Monday, October 25, 2010

If I look at all the (English) books on my shelves, the titles on the spines are virtually all the same way round, running from the top to the bottom. And meaning you may have to tip your head to the right. Checking this out in the local library today, it was immediately clear that things are much more anarchic when it comes to Spanish books. And you may have to twist your head repeatedly in opposite directions. So, is this some sort of metaphor for life in Anglo and Hispanic cultures? I suspect so.

Health and Safety excess finally arrives in Spain  . . .  Ladies of the night working on the roadside outside a town in Cataluña have been ordered to wear fluorescent bibs, on pain of a 40 euro fine. But they probably charge more than that for taking them off.

And down south in Garrucha a couple of women have been arrested for spiking the drinks of elderly men they’d groomed via the internet and then robbing them blind. Presumably there’s no ‘club’ in Garrucha where they could do this in the more traditional way.

Finally . . . Although the Voz de Galicia fears that Vigo airport may soon be a phantom facility, 74% of its readers feel the Galician government was right not to subsidise low-cost airlines. Good to know the voters around here are as stupid as the votees. As they say, the people always get the government they deserve.

1 comment:

Ferrolano said...

lleColin,

The mind boggles at the possible thought process that went into the requirement that the ladies of the night sport fluorescent bibs.

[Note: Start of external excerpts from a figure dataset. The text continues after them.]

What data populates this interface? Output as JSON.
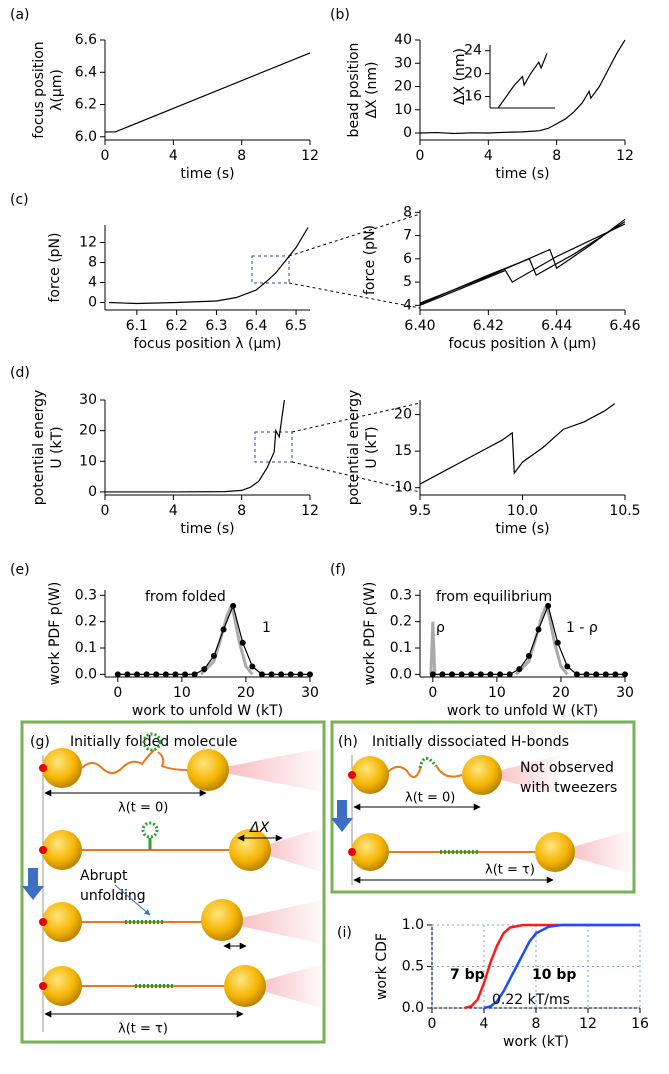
{
  "chart_data": [
    {
      "type": "line",
      "panel": "(a)",
      "xlabel": "time (s)",
      "ylabel": [
        "focus position",
        "λ(µm)"
      ],
      "xlim": [
        0,
        12
      ],
      "xticks": [
        0,
        4,
        8,
        12
      ],
      "ylim": [
        5.98,
        6.6
      ],
      "yticks": [
        {
          "value": 6,
          "label": "6.0"
        },
        6.2,
        6.4,
        6.6
      ],
      "series": [
        {
          "color": "#000000",
          "x": [
            0,
            0.6,
            12
          ],
          "values": [
            6.03,
            6.03,
            6.52
          ]
        }
      ]
    },
    {
      "type": "line",
      "panel": "(b)",
      "xlabel": "time (s)",
      "ylabel": [
        "bead position",
        "ΔX (nm)"
      ],
      "xlim": [
        0,
        12
      ],
      "xticks": [
        0,
        4,
        8,
        12
      ],
      "ylim": [
        -3,
        40
      ],
      "yticks": [
        0,
        10,
        20,
        30,
        40
      ],
      "series": [
        {
          "color": "#000000",
          "x": [
            0,
            1,
            2,
            3,
            4,
            5,
            6,
            7,
            7.5,
            8,
            8.5,
            9,
            9.5,
            9.9,
            10,
            10.1,
            10.5,
            11,
            11.5,
            12
          ],
          "values": [
            0,
            0.2,
            -0.2,
            0.1,
            0,
            0.3,
            0.5,
            1,
            2,
            4,
            6,
            9,
            13,
            18,
            15,
            16,
            20,
            27,
            34,
            40
          ]
        }
      ]
    },
    {
      "type": "line",
      "ylabel": "ΔX (nm)",
      "xlim": [
        -1,
        7
      ],
      "ylim": [
        14,
        25
      ],
      "yticks": [
        16,
        20,
        24
      ],
      "series": [
        {
          "color": "#000000",
          "x": [
            0,
            1,
            2,
            3,
            3.2,
            4,
            5,
            5.3,
            6
          ],
          "values": [
            14,
            16,
            18,
            19.5,
            18,
            20,
            22,
            21,
            23.5
          ]
        }
      ]
    },
    {
      "type": "line",
      "panel": "(c)",
      "xlabel": "focus position λ (µm)",
      "ylabel": "force (pN)",
      "xlim": [
        6.02,
        6.535
      ],
      "xticks": [
        6.1,
        6.2,
        6.3,
        6.4,
        6.5
      ],
      "ylim": [
        -1.5,
        15.5
      ],
      "yticks": [
        0,
        4,
        8,
        12
      ],
      "series": [
        {
          "color": "#000000",
          "x": [
            6.03,
            6.1,
            6.2,
            6.3,
            6.35,
            6.4,
            6.43,
            6.45,
            6.47,
            6.5,
            6.53
          ],
          "values": [
            0,
            -0.2,
            0,
            0.3,
            1,
            2.5,
            4.5,
            6,
            8,
            11,
            15
          ]
        }
      ]
    },
    {
      "type": "line",
      "xlabel": "focus position λ (µm)",
      "ylabel": "force (pN)",
      "xlim": [
        6.4,
        6.46
      ],
      "xticks": [
        {
          "value": 6.4,
          "label": "6.40"
        },
        6.42,
        6.44,
        6.46
      ],
      "ylim": [
        3.8,
        8.1
      ],
      "yticks": [
        4,
        5,
        6,
        7,
        8
      ],
      "series": [
        {
          "color": "#000000",
          "x": [
            6.4,
            6.42,
            6.425,
            6.427,
            6.44,
            6.46
          ],
          "values": [
            4,
            5.2,
            5.5,
            5.0,
            6.1,
            7.5
          ]
        },
        {
          "color": "#000000",
          "x": [
            6.4,
            6.42,
            6.432,
            6.434,
            6.445,
            6.46
          ],
          "values": [
            4.05,
            5.3,
            6.0,
            5.3,
            6.2,
            7.6
          ]
        },
        {
          "color": "#000000",
          "x": [
            6.4,
            6.42,
            6.438,
            6.44,
            6.45,
            6.46
          ],
          "values": [
            4.1,
            5.25,
            6.4,
            5.6,
            6.6,
            7.7
          ]
        }
      ]
    },
    {
      "type": "line",
      "panel": "(d)",
      "xlabel": "time (s)",
      "ylabel": [
        "potential energy",
        "U (kT)"
      ],
      "xlim": [
        0,
        12
      ],
      "xticks": [
        0,
        4,
        8,
        12
      ],
      "ylim": [
        -1,
        30
      ],
      "yticks": [
        0,
        10,
        20,
        30
      ],
      "series": [
        {
          "color": "#000000",
          "x": [
            0,
            4,
            7,
            8,
            8.5,
            9,
            9.5,
            9.9,
            10,
            10.2,
            10.5
          ],
          "values": [
            0,
            0,
            0.1,
            0.5,
            1.5,
            3.5,
            8,
            13,
            20,
            18,
            30
          ]
        }
      ]
    },
    {
      "type": "line",
      "xlabel": "time (s)",
      "ylabel": [
        "potential energy",
        "U (kT)"
      ],
      "xlim": [
        9.5,
        10.5
      ],
      "xticks": [
        9.5,
        {
          "value": 10,
          "label": "10.0"
        },
        10.5
      ],
      "ylim": [
        9,
        22
      ],
      "yticks": [
        10,
        15,
        20
      ],
      "series": [
        {
          "color": "#000000",
          "x": [
            9.5,
            9.6,
            9.7,
            9.8,
            9.9,
            9.95,
            9.96,
            10.0,
            10.1,
            10.2,
            10.3,
            10.4,
            10.45
          ],
          "values": [
            10.5,
            12,
            13.5,
            15,
            16.5,
            17.5,
            12,
            13.5,
            15.5,
            18,
            19,
            20.5,
            21.5
          ]
        }
      ]
    },
    {
      "type": "line",
      "panel": "(e)",
      "xlabel": "work to unfold W (kT)",
      "ylabel": "work PDF p(W)",
      "annotations": [
        "from folded",
        "1"
      ],
      "xlim": [
        -2,
        30
      ],
      "xticks": [
        0,
        10,
        20,
        30
      ],
      "ylim": [
        -0.01,
        0.32
      ],
      "yticks": [
        {
          "value": 0,
          "label": "0.0"
        },
        0.1,
        0.2,
        0.3
      ],
      "series": [
        {
          "color": "#aaaaaa",
          "x": [
            13,
            15,
            16,
            17,
            17.5,
            18,
            19,
            20,
            21
          ],
          "values": [
            0,
            0.05,
            0.13,
            0.22,
            0.25,
            0.24,
            0.12,
            0.03,
            0
          ]
        },
        {
          "color": "#000000",
          "marker": true,
          "x": [
            0,
            1.5,
            3,
            4.5,
            6,
            7.5,
            9,
            10.5,
            12,
            13.5,
            15,
            16.5,
            18,
            19.5,
            21,
            22.5,
            24,
            25.5,
            27,
            28.5,
            30
          ],
          "values": [
            0,
            0,
            0,
            0,
            0,
            0,
            0,
            0,
            0,
            0.02,
            0.07,
            0.17,
            0.26,
            0.12,
            0.03,
            0,
            0,
            0,
            0,
            0,
            0
          ]
        }
      ]
    },
    {
      "type": "line",
      "panel": "(f)",
      "xlabel": "work to unfold W (kT)",
      "ylabel": "work PDF p(W)",
      "annotations": [
        "from equilibrium",
        "ρ",
        "1 - ρ"
      ],
      "xlim": [
        -2,
        30
      ],
      "xticks": [
        0,
        10,
        20,
        30
      ],
      "ylim": [
        -0.01,
        0.32
      ],
      "yticks": [
        {
          "value": 0,
          "label": "0.0"
        },
        0.1,
        0.2,
        0.3
      ],
      "series": [
        {
          "color": "#aaaaaa",
          "x": [
            -0.3,
            0,
            0.3
          ],
          "values": [
            0,
            0.2,
            0
          ]
        },
        {
          "color": "#aaaaaa",
          "x": [
            13,
            15,
            16,
            17,
            17.5,
            18,
            19,
            20,
            21
          ],
          "values": [
            0,
            0.05,
            0.13,
            0.22,
            0.25,
            0.24,
            0.12,
            0.03,
            0
          ]
        },
        {
          "color": "#000000",
          "marker": true,
          "x": [
            0,
            1.5,
            3,
            4.5,
            6,
            7.5,
            9,
            10.5,
            12,
            13.5,
            15,
            16.5,
            18,
            19.5,
            21,
            22.5,
            24,
            25.5,
            27,
            28.5,
            30
          ],
          "values": [
            0,
            0,
            0,
            0,
            0,
            0,
            0,
            0,
            0,
            0.02,
            0.07,
            0.17,
            0.26,
            0.12,
            0.03,
            0,
            0,
            0,
            0,
            0,
            0
          ]
        }
      ]
    },
    {
      "type": "line",
      "panel": "(i)",
      "xlabel": "work (kT)",
      "ylabel": "work CDF",
      "annotations": [
        "0.22 kT/ms"
      ],
      "grid": true,
      "xlim": [
        0,
        16
      ],
      "xticks": [
        0,
        4,
        8,
        12,
        16
      ],
      "ylim": [
        0,
        1
      ],
      "yticks": [
        {
          "value": 0,
          "label": "0.0"
        },
        0.5,
        {
          "value": 1,
          "label": "1.0"
        }
      ],
      "series": [
        {
          "name": "7 bp",
          "color": "#ff1a1a",
          "x": [
            2.5,
            3,
            3.5,
            4,
            4.5,
            5,
            5.5,
            6,
            7,
            16
          ],
          "values": [
            0,
            0.02,
            0.1,
            0.3,
            0.55,
            0.75,
            0.9,
            0.97,
            1,
            1
          ]
        },
        {
          "name": "10 bp",
          "color": "#1a4dff",
          "x": [
            4,
            4.5,
            5,
            5.5,
            6,
            6.5,
            7,
            7.5,
            8,
            9,
            10,
            16
          ],
          "values": [
            0,
            0.02,
            0.08,
            0.2,
            0.35,
            0.5,
            0.65,
            0.8,
            0.9,
            0.98,
            1,
            1
          ]
        }
      ]
    }
  ],
  "diagrams": {
    "g": {
      "panel": "(g)",
      "title": "Initially folded molecule",
      "start": "λ(t = 0)",
      "dx": "ΔX",
      "note": [
        "Abrupt",
        "unfolding"
      ],
      "end": "λ(t = τ)"
    },
    "h": {
      "panel": "(h)",
      "title": "Initially dissociated H-bonds",
      "start": "λ(t = 0)",
      "note": [
        "Not observed",
        "with tweezers"
      ],
      "end": "λ(t = τ)"
    }
  }
}
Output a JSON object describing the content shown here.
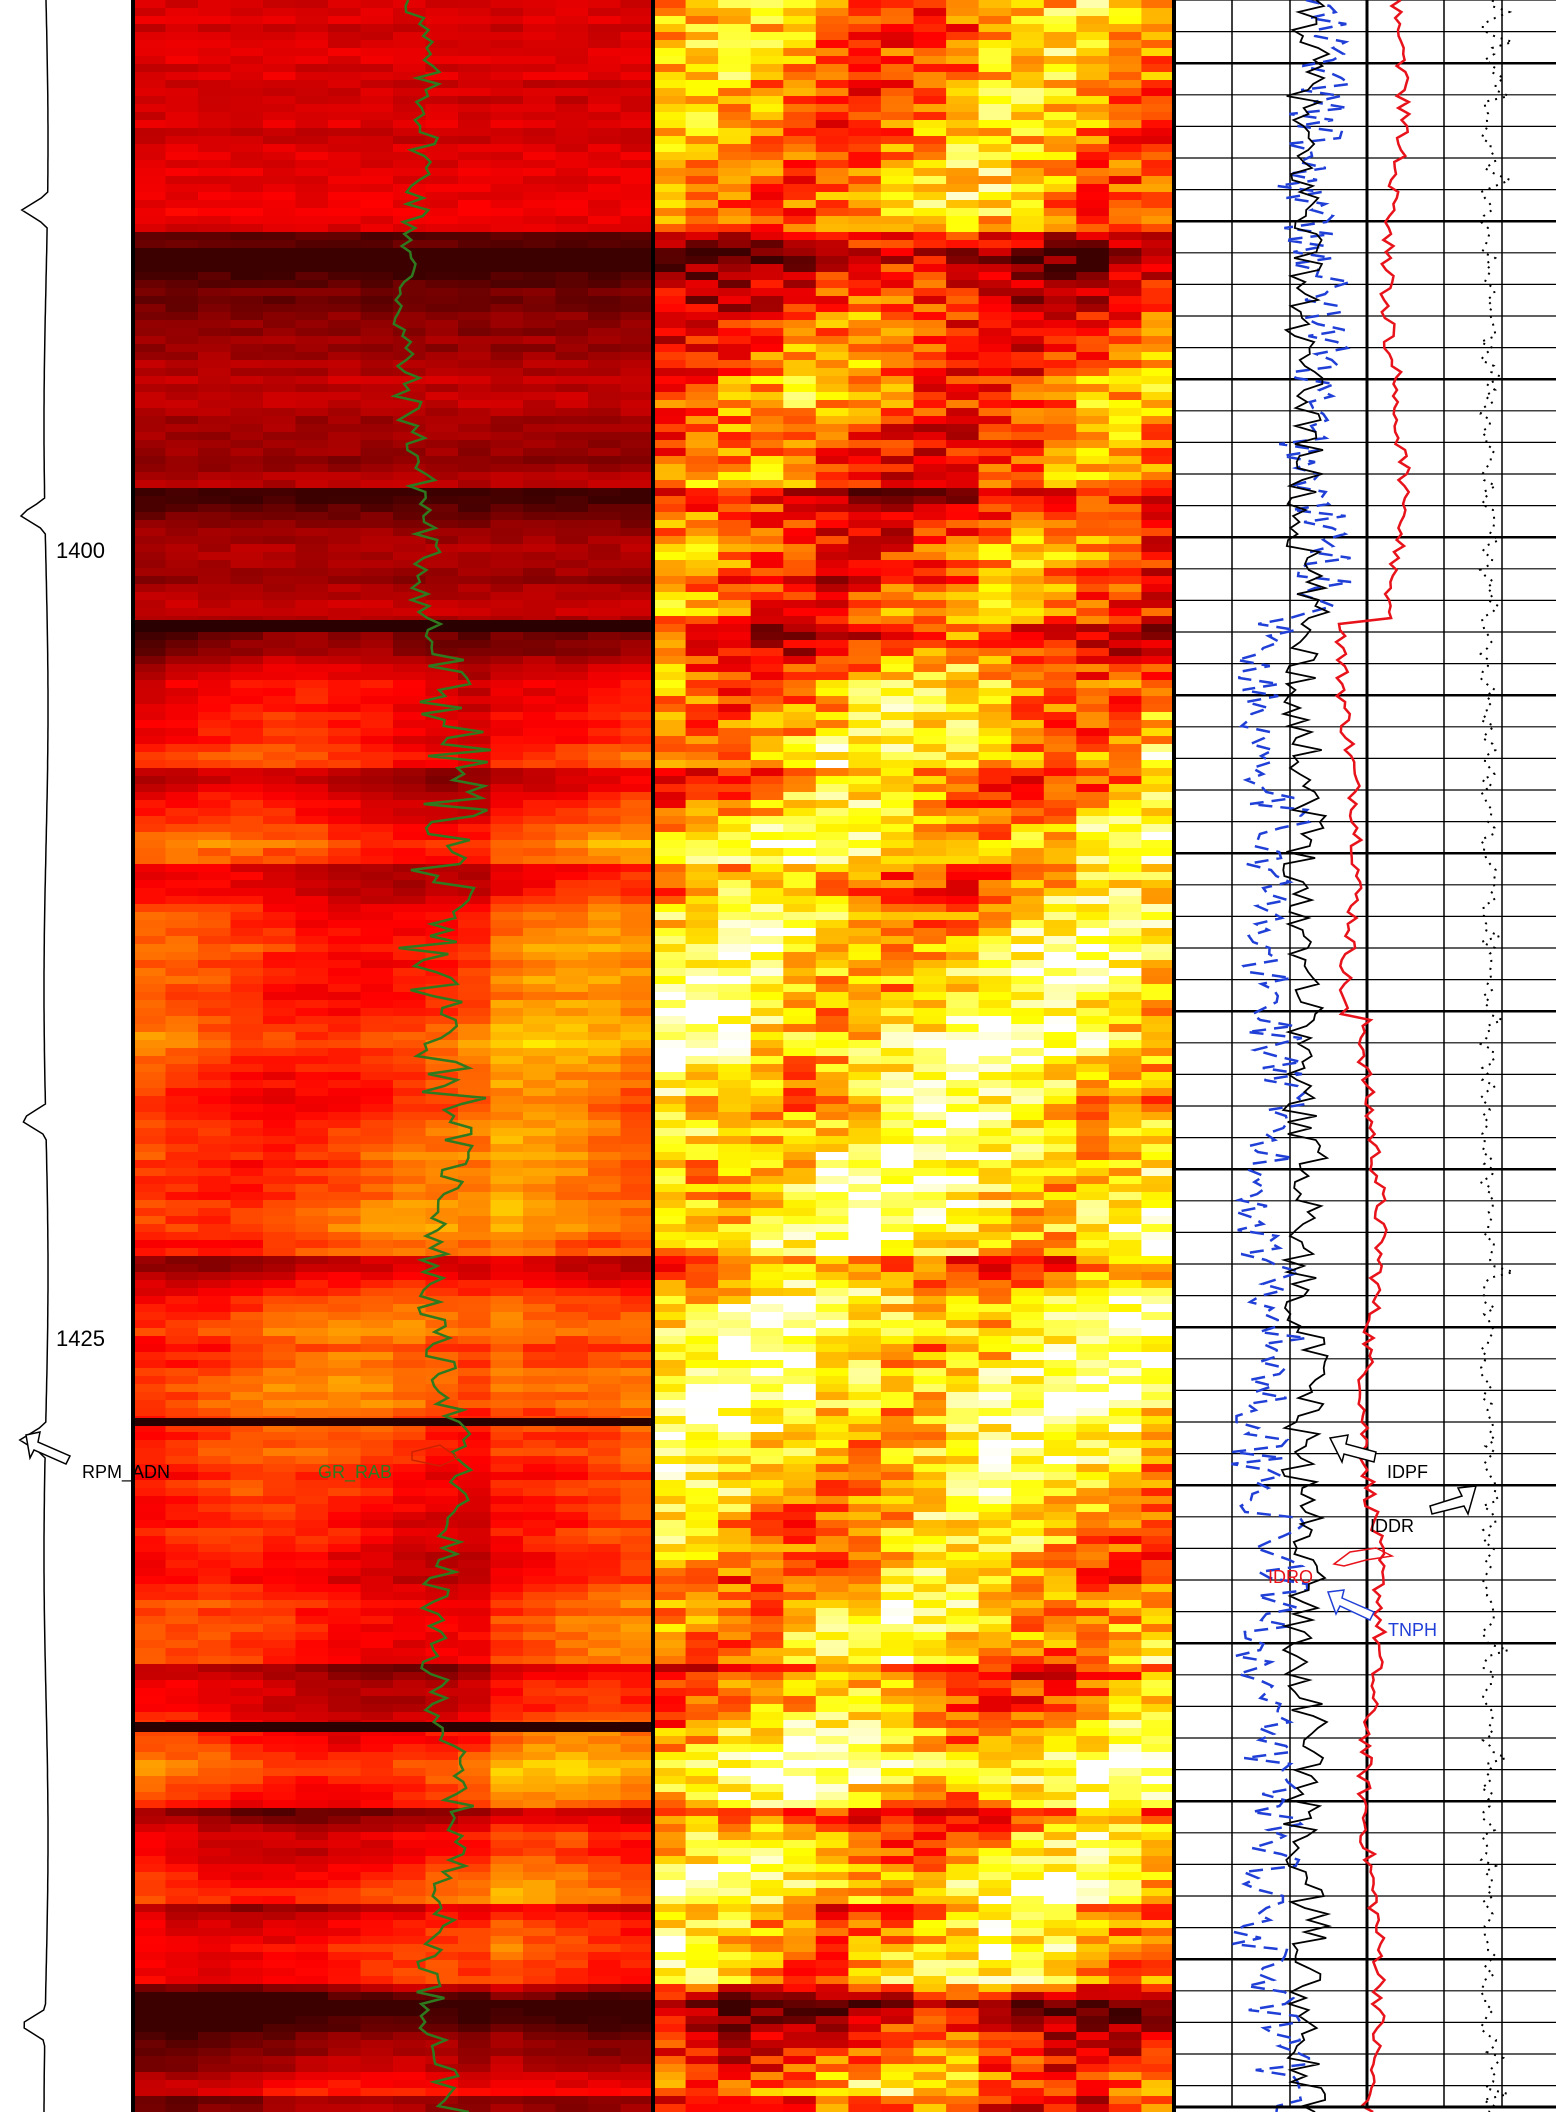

Is it that a person wearing a fluorescent vest is in need of roadside assistance?

Should the fluorescent material be cut into the shape of say, a Playboy Bunny so as to properly advertise the goods?

Will the town’s Health & Safety officer be making periodic inspections to ensure compliance with the rules, both on and off the pitch?

Can the bibs or vests only be purchased from a town council approved outlet?